Thursday, May 28, 2026 10:36 AM

China remains silent on diplomatic note regarding Lipulekh

Kathmandu, May 22. The government, in April, sent diplomatic notes to both India and China protesting the reported use of the Lipulekh Pass for trade and pilgrimage by the two countries. India responded within hours.

Indian Ministry of External Affairs spokesperson Randhir Jaiswal stated that the Lipulekh route has been in use since 1954 and is not a new development. He rejected Nepal’s claim as neither justified nor based on historical facts and evidence, while also keeping the door open for bilateral dialogue.

China, Nepal’s northern neighbor, once again maintained silence. With no response from Beijing, Nepal’s Ministry of Foreign Affairs has also been unable to take a clear position. Foreign Minister Shishir Khanal said Nepal remains in continuous dialogue with China.

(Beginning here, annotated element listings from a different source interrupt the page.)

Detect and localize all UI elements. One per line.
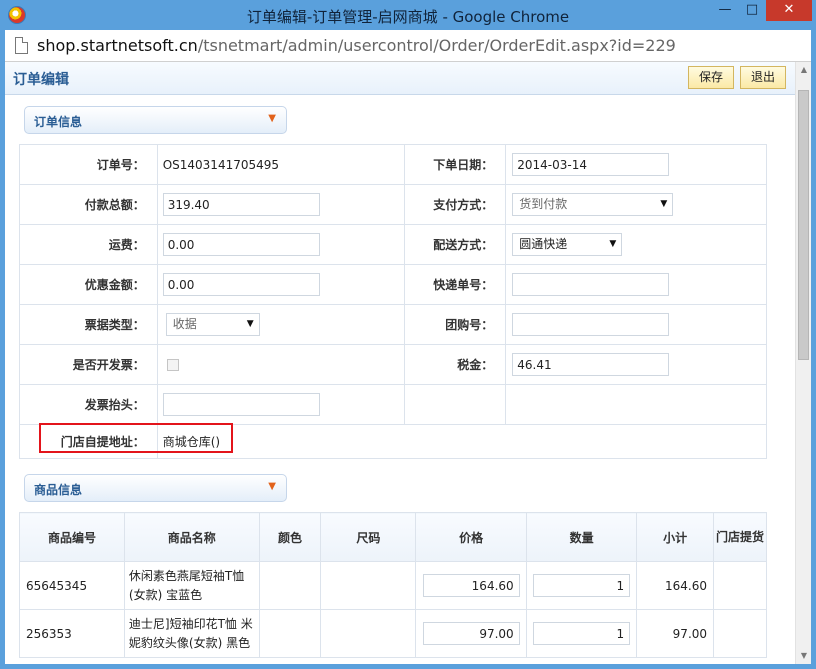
product-subtotal: 164.60 xyxy=(636,561,715,610)
address-bar[interactable]: shop.startnetsoft.cn/tsnetmart/admin/use… xyxy=(5,30,811,62)
table-row: 订单号： OS1403141705495 下单日期： xyxy=(19,144,767,185)
product-subtotal: 97.00 xyxy=(636,609,715,658)
col-color-header: 颜色 xyxy=(258,512,322,562)
tracking-label: 快递单号： xyxy=(404,264,507,305)
page-icon xyxy=(15,37,28,54)
page-viewport: 订单编辑 保存 退出 订单信息 ▼ 订单号： OS1403141705495 下… xyxy=(5,62,795,664)
col-code-header: 商品编号 xyxy=(19,512,125,562)
discount-input[interactable] xyxy=(162,273,320,296)
group-buy-input[interactable] xyxy=(512,313,670,336)
product-pickup xyxy=(713,609,767,658)
order-info-section-title: 订单信息 xyxy=(34,115,83,129)
ship-method-select[interactable]: 圆通快递 ▼ xyxy=(512,233,623,256)
order-info-section-toggle[interactable]: 订单信息 ▼ xyxy=(24,106,287,134)
col-qty-header: 数量 xyxy=(526,512,638,562)
exit-button[interactable]: 退出 xyxy=(740,66,786,89)
invoice-label: 是否开发票： xyxy=(19,344,158,385)
pay-method-select[interactable]: 货到付款 ▼ xyxy=(512,193,674,216)
pickup-highlight-box xyxy=(39,423,233,453)
quantity-input[interactable] xyxy=(533,574,631,597)
url-path: /tsnetmart/admin/usercontrol/Order/Order… xyxy=(197,36,676,55)
invoice-title-label: 发票抬头： xyxy=(19,384,158,425)
url-host: shop.startnetsoft.cn xyxy=(37,36,198,55)
product-code: 256353 xyxy=(19,609,125,658)
discount-label: 优惠金额： xyxy=(19,264,158,305)
price-input[interactable] xyxy=(422,622,520,645)
product-info-section-title: 商品信息 xyxy=(34,483,83,497)
table-row: 256353 迪士尼]短袖印花T恤 米妮豹纹头像(女款) 黑色 97.00 xyxy=(19,609,767,658)
table-row: 优惠金额： 快递单号： xyxy=(19,264,767,305)
order-info-table: 订单号： OS1403141705495 下单日期： 付款总额： 支付方式： 货… xyxy=(19,144,768,459)
maximize-button[interactable]: □ xyxy=(739,0,765,21)
order-date-label: 下单日期： xyxy=(404,144,507,185)
chevron-down-icon: ▼ xyxy=(268,113,276,124)
freight-label: 运费： xyxy=(19,224,158,265)
table-row: 付款总额： 支付方式： 货到付款 ▼ xyxy=(19,184,767,225)
order-date-input[interactable] xyxy=(512,153,670,176)
order-no-value: OS1403141705495 xyxy=(162,157,280,172)
url-text[interactable]: shop.startnetsoft.cn/tsnetmart/admin/use… xyxy=(37,36,676,55)
total-input[interactable] xyxy=(162,193,320,216)
table-row: 运费： 配送方式： 圆通快递 ▼ xyxy=(19,224,767,265)
freight-input[interactable] xyxy=(162,233,320,256)
dropdown-arrow-icon: ▼ xyxy=(609,239,617,249)
product-pickup xyxy=(713,561,767,610)
ship-method-label: 配送方式： xyxy=(404,224,507,265)
invoice-title-input[interactable] xyxy=(162,393,320,416)
receipt-type-label: 票据类型： xyxy=(19,304,158,345)
price-input[interactable] xyxy=(422,574,520,597)
scroll-down-arrow-icon[interactable]: ▼ xyxy=(796,648,812,664)
col-name-header: 商品名称 xyxy=(123,512,260,562)
table-row: 是否开发票： 税金： xyxy=(19,344,767,385)
receipt-type-value: 收据 xyxy=(172,317,197,331)
invoice-checkbox[interactable] xyxy=(166,359,179,371)
quantity-input[interactable] xyxy=(533,622,631,645)
tracking-input[interactable] xyxy=(512,273,670,296)
page-header: 订单编辑 保存 退出 xyxy=(5,62,795,95)
table-row: 发票抬头： xyxy=(19,384,767,425)
pickup-value: 商城仓库() xyxy=(156,424,768,459)
table-header-row: 商品编号 商品名称 颜色 尺码 价格 数量 小计 门店提货 xyxy=(19,512,767,562)
close-button[interactable]: ✕ xyxy=(766,0,812,21)
col-subtotal-header: 小计 xyxy=(636,512,715,562)
vertical-scrollbar[interactable]: ▲ ▼ xyxy=(795,62,811,664)
tax-label: 税金： xyxy=(404,344,507,385)
page-title: 订单编辑 xyxy=(13,72,69,88)
pay-method-value: 货到付款 xyxy=(519,197,568,211)
empty-cell xyxy=(404,384,507,425)
save-button[interactable]: 保存 xyxy=(688,66,734,89)
col-price-header: 价格 xyxy=(415,512,528,562)
window-title: 订单编辑-订单管理-启网商城 - Google Chrome xyxy=(246,8,570,26)
group-buy-label: 团购号： xyxy=(404,304,507,345)
product-name: 迪士尼]短袖印花T恤 米妮豹纹头像(女款) 黑色 xyxy=(123,609,260,658)
ship-method-value: 圆通快递 xyxy=(519,237,568,251)
table-row: 65645345 休闲素色燕尾短袖T恤(女款) 宝蓝色 164.60 xyxy=(19,561,767,610)
dropdown-arrow-icon: ▼ xyxy=(660,199,668,209)
product-size xyxy=(320,561,417,610)
receipt-type-select[interactable]: 收据 ▼ xyxy=(165,313,260,336)
product-table: 商品编号 商品名称 颜色 尺码 价格 数量 小计 门店提货 65645345 休… xyxy=(19,512,767,658)
scrollbar-thumb[interactable] xyxy=(798,90,809,360)
col-size-header: 尺码 xyxy=(320,512,417,562)
product-name: 休闲素色燕尾短袖T恤(女款) 宝蓝色 xyxy=(123,561,260,610)
product-size xyxy=(320,609,417,658)
product-color xyxy=(258,561,322,610)
pay-method-label: 支付方式： xyxy=(404,184,507,225)
col-pickup-header: 门店提货 xyxy=(713,512,767,562)
dropdown-arrow-icon: ▼ xyxy=(246,319,254,329)
minimize-button[interactable]: — xyxy=(712,0,738,21)
tax-input[interactable] xyxy=(512,353,670,376)
table-row: 票据类型： 收据 ▼ 团购号： xyxy=(19,304,767,345)
order-no-label: 订单号： xyxy=(19,144,158,185)
total-label: 付款总额： xyxy=(19,184,158,225)
empty-cell xyxy=(505,384,767,425)
scroll-up-arrow-icon[interactable]: ▲ xyxy=(796,62,812,78)
product-color xyxy=(258,609,322,658)
product-info-section-toggle[interactable]: 商品信息 ▼ xyxy=(24,474,287,502)
product-code: 65645345 xyxy=(19,561,125,610)
window-titlebar: 订单编辑-订单管理-启网商城 - Google Chrome — □ ✕ xyxy=(0,0,816,30)
chevron-down-icon: ▼ xyxy=(268,481,276,492)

“We are in constant contact and dialogue with our northern neighbor,” Khanal told a parliamentary committee on Wednesday. “They have shown interest in our priority issues. After the formation of a new government, they are particularly curious about our policy priorities. We remain in regular contact.”

Border disputes among Nepal, India, and China are not new. However, Nepal’s diplomatic efforts often receive limited response when such issues surface.

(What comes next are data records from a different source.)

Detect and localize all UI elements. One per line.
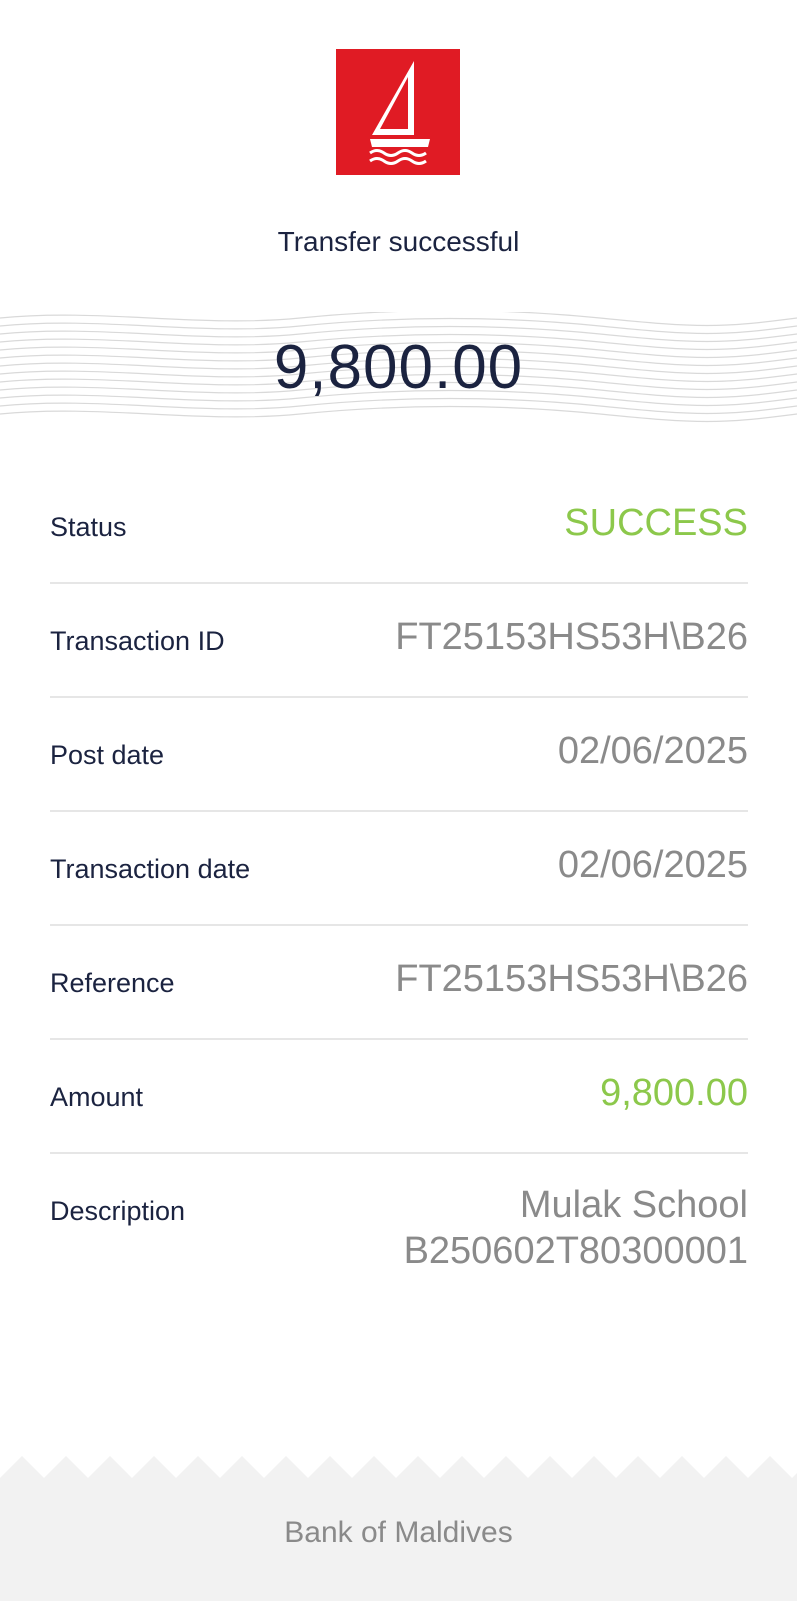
detail-label: Status — [50, 512, 127, 542]
sailboat-icon — [336, 49, 460, 175]
receipt-footer: Bank of Maldives — [0, 1456, 797, 1601]
transaction-date-value: 02/06/2025 — [557, 844, 748, 886]
detail-row-status: Status SUCCESS — [50, 470, 748, 584]
transfer-status-title: Transfer successful — [277, 226, 520, 257]
bank-logo — [336, 49, 460, 175]
post-date-value: 02/06/2025 — [557, 730, 748, 772]
description-value: Mulak School B250602T80300001 — [404, 1182, 748, 1274]
description-line-2: B250602T80300001 — [403, 1230, 748, 1272]
transaction-details: Status SUCCESS Transaction ID FT25153HS5… — [50, 470, 748, 1314]
detail-label: Post date — [50, 740, 165, 770]
detail-label: Description — [50, 1196, 186, 1226]
detail-label: Reference — [50, 968, 175, 998]
detail-row-amount: Amount 9,800.00 — [50, 1040, 748, 1154]
description-line-1: Mulak School — [519, 1184, 748, 1226]
detail-row-reference: Reference FT25153HS53H\B26 — [50, 926, 748, 1040]
amount-value: 9,800.00 — [600, 1072, 748, 1114]
bank-name: Bank of Maldives — [284, 1516, 513, 1549]
transfer-amount: 9,800.00 — [273, 333, 524, 402]
detail-row-description: Description Mulak School B250602T8030000… — [50, 1154, 748, 1314]
detail-label: Transaction date — [50, 854, 251, 884]
transaction-id-value: FT25153HS53H\B26 — [395, 616, 748, 658]
status-value: SUCCESS — [564, 502, 748, 544]
detail-row-transaction-date: Transaction date 02/06/2025 — [50, 812, 748, 926]
detail-label: Transaction ID — [50, 626, 225, 656]
detail-row-transaction-id: Transaction ID FT25153HS53H\B26 — [50, 584, 748, 698]
detail-row-post-date: Post date 02/06/2025 — [50, 698, 748, 812]
reference-value: FT25153HS53H\B26 — [395, 958, 748, 1000]
amount-banner: 9,800.00 — [0, 312, 797, 424]
detail-label: Amount — [50, 1082, 144, 1112]
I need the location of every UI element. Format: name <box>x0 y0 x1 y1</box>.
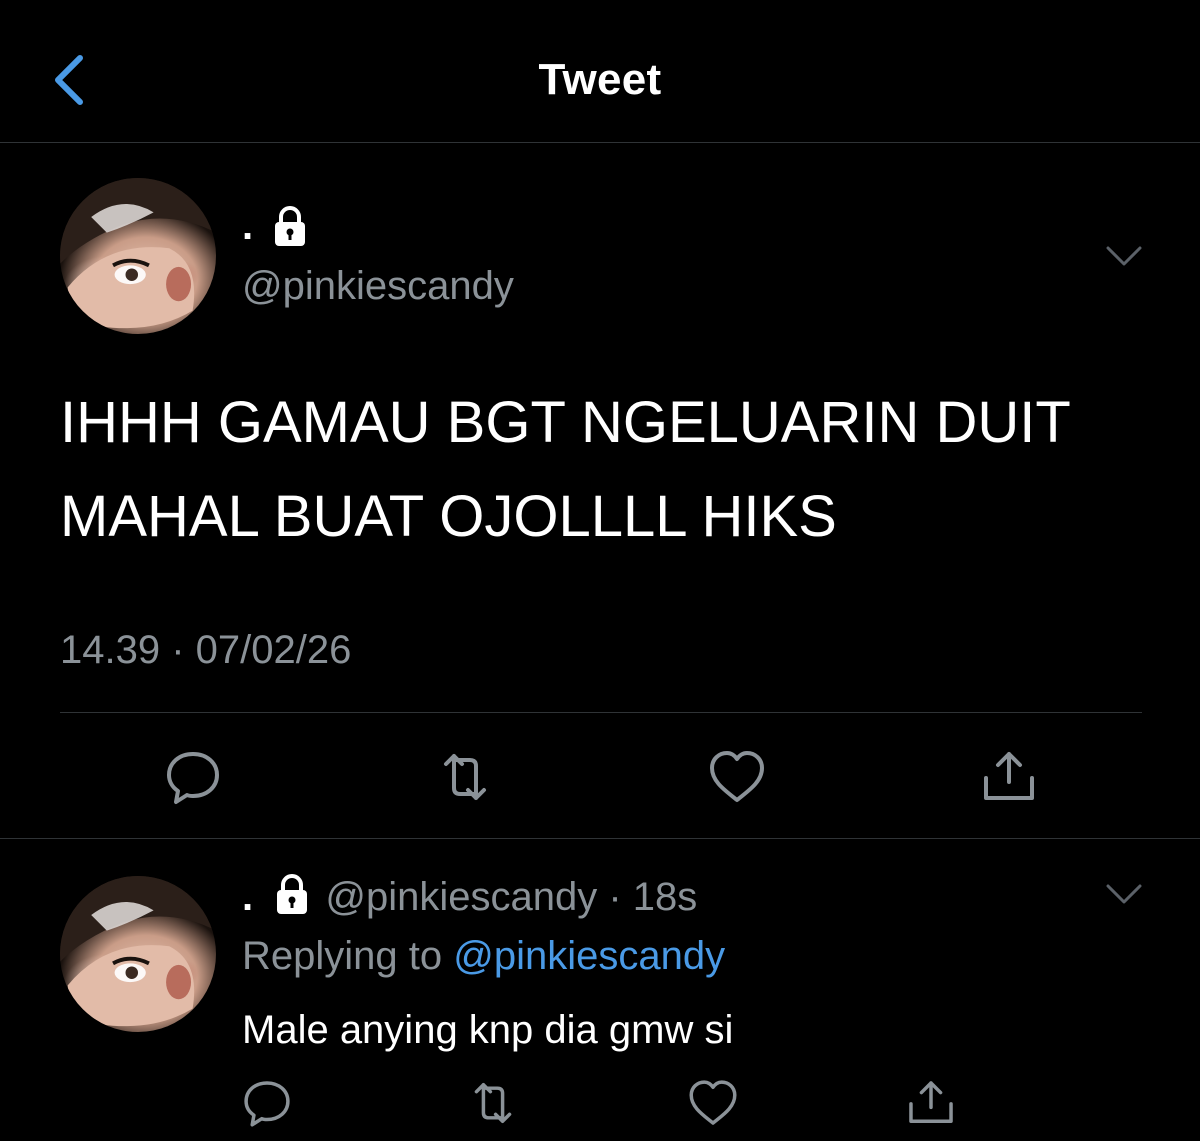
reply-icon <box>244 1081 290 1127</box>
like-icon <box>689 1080 737 1125</box>
handle[interactable]: @pinkiescandy <box>242 262 514 310</box>
lock-icon <box>270 872 314 916</box>
retweet-icon <box>444 754 486 800</box>
replying-to-handle[interactable]: @pinkiescandy <box>453 934 725 978</box>
display-name[interactable]: . <box>242 206 253 246</box>
reply-button[interactable] <box>162 746 224 808</box>
reply-icon <box>167 752 219 804</box>
share-button[interactable] <box>904 1076 958 1130</box>
like-icon <box>710 751 764 802</box>
reply-text: Male anying knp dia gmw si <box>242 1008 734 1052</box>
reply-handle[interactable]: @pinkiescandy <box>325 875 597 919</box>
reply-avatar[interactable] <box>60 876 216 1032</box>
share-icon <box>984 752 1034 800</box>
reply-age: 18s <box>632 875 698 919</box>
retweet-icon <box>474 1082 512 1124</box>
tweet-timestamp: 14.39 · 07/02/26 <box>60 626 351 674</box>
meta-separator: · <box>171 628 196 672</box>
avatar-image <box>60 178 216 329</box>
reply-header: . @pinkiescandy · 18s <box>242 872 697 921</box>
tweet-time: 14.39 <box>60 628 161 672</box>
chevron-down-icon[interactable] <box>1104 244 1144 268</box>
section-divider <box>0 838 1200 839</box>
avatar[interactable] <box>60 178 216 334</box>
share-button[interactable] <box>978 746 1040 808</box>
avatar-image <box>60 876 216 1027</box>
lock-icon <box>268 204 312 248</box>
replying-to-label: Replying to <box>242 934 443 978</box>
header-divider <box>0 142 1200 143</box>
page-title: Tweet <box>538 55 662 104</box>
tweet-divider <box>60 712 1142 713</box>
tweet-text-line-2: MAHAL BUAT OJOLLLL HIKS <box>60 484 837 549</box>
like-button[interactable] <box>686 1076 740 1130</box>
reply-separator: · <box>597 875 633 919</box>
like-button[interactable] <box>706 746 768 808</box>
chevron-down-icon[interactable] <box>1104 882 1144 906</box>
reply-button[interactable] <box>240 1076 294 1130</box>
reply-display-name[interactable]: . <box>242 875 253 919</box>
tweet-text-line-1: IHHH GAMAU BGT NGELUARIN DUIT <box>60 390 1071 455</box>
retweet-button[interactable] <box>434 746 496 808</box>
share-icon <box>909 1081 953 1124</box>
replying-to: Replying to @pinkiescandy <box>242 932 725 980</box>
tweet-date: 07/02/26 <box>195 628 352 672</box>
retweet-button[interactable] <box>466 1076 520 1130</box>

India and China had earlier agreed in 2015 to allow pilgrimage and trade through Lipulekh.

During the tenure of late Prime Minister Sushil Koirala, Nepal had also sent similar diplomatic notes to both neighbors. At that time as well, China did not respond, according to Dinesh Bhattarai, who was then the Prime Minister’s foreign affairs advisor.

Nepal’s western boundary was defined by the 1816 Sugauli Treaty between Nepal and the British East India Company, which ended the Anglo-Nepalese war but led to significant territorial loss for Nepal.

Experts say ambiguity in the treaty’s Article 5, which ended Nepal’s claim west of the Kali (Mahakali) River but did not clearly define its source, remains the root cause of the dispute.

Maps issued by India’s Survey of India have shown conflicting representations of the river’s origin, sometimes renaming it or omitting it altogether.

These repeated inconsistencies and diplomatic ambiguities have kept the Kalapani region a long-standing and sensitive geopolitical issue between the two neighbors.

In 1961, during the Nepal–China border treaty, the tri-junction point involving India, Nepal, and China was not clearly defined at Nepal’s westernmost point. King Mahendra, while resolving northern border issues with China, reportedly kept the Kalapani and Lipulekh area open due to sensitivity with India.